In other words, The Donald has rich material to draw upon when it comes to what’s distasteful these days in American life and in the country’s militarized global reach. I mention this only to put you in the mood for the remarkable journey you’ll be taking at TomDispatch today: a piece adapted from Arlie Hochschild’s riveting, soon-to-be-published new book, Strangers in Their Own Land: Anger and Mourning on the American Right. It transports you directly into a world where Trump rings far truer, far oftener than in ours, a world where, as John Feffer has recently written, there is a yearning for “simpler solutions… a fundamentalist message that appeals to British nationalists, Trumpian exceptionalists, and Islamic State reactionaries alike.” It’s important to get inside this mindset if you really want to understand the contradictions that now power our increasingly strange American world.
- Donald Trump in the Bayou
The Tea Party, a Sinkhole in Louisiana, and the Contradictions of American Political Life
Arlie Russell Hochschild • August 28, 2016 • 3,500 Words
Trump is a dangerous, ignorant crackpot. So says Arlie Hochschild. Do you expect Trump supporters to continue reading past your intro Arlie?
“THE TRUTH is… anything you agree with and …FAITH makes it all possible”. http://bit.ly/2c8EveS
I don’t see Trump as dangerous –we have a system of checks and balances to avoid that. Only Congress can declare war.
What worries me is the absence of adherence to our system by the three branches. My (slim but only) hope is that by electing Trump we may resurrect this system.

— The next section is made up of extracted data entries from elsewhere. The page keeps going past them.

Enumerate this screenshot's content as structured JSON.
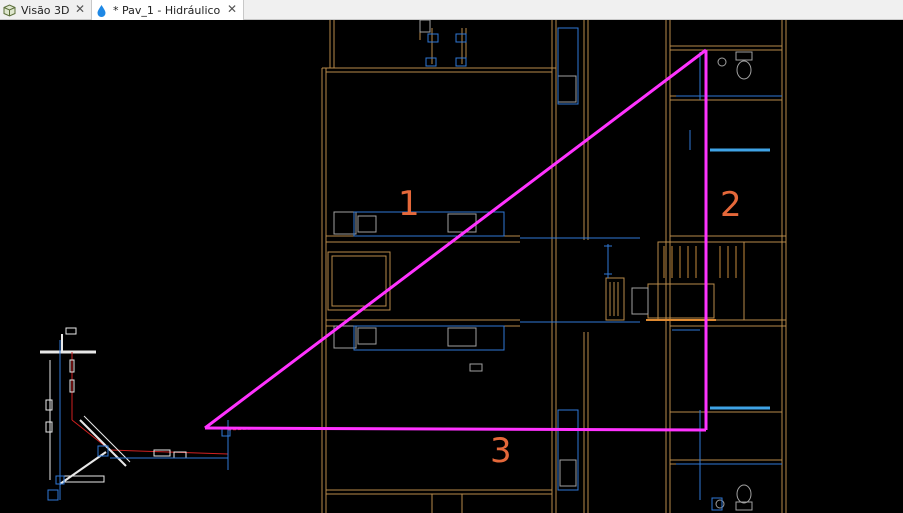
{
  "tabs": [
    {
      "label": "Visão 3D",
      "icon": "cube-icon",
      "close": "✕"
    },
    {
      "label": "* Pav_1 - Hidráulico",
      "icon": "water-drop-icon",
      "close": "✕"
    }
  ],
  "annotations": {
    "one": "1",
    "two": "2",
    "three": "3"
  },
  "colors": {
    "triangle": "#ff33ff",
    "walls": "#b88a4a",
    "pipes": "#2f78d6",
    "labels": "#e5683a",
    "canvas": "#000000"
  }
}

I read past it and I am not sure if Hochschild wrote it or Engelhardt as an intro to Hochschild’s unreadable book. Either way, it is pure nonsense from a true idiot; Engelhardt.
Thanks. Engelhardt gets credit.
The blending of technologies for war in the global era have ended the dominance of weapons in war. The concept of war is vague, like Trumps proposals and ideas. Just make stuff up.
jewishbusinessnews.com
/…/trumps-fiasco-hotel-is-the-hope-diamond-of-soho/ – CachedNov 12, 2014 … Trump’s Fiasco Hotel Is the Hope Diamond of SoHo … discovered to be the remains of a Presbyterian Church graveyard, which was burned … to do research into whether this could have been part of the Underground railroad.
Hochschild;Has a certain ethnic ring to it eh?
Trump for POTUS,save us from prejudiced ethnics.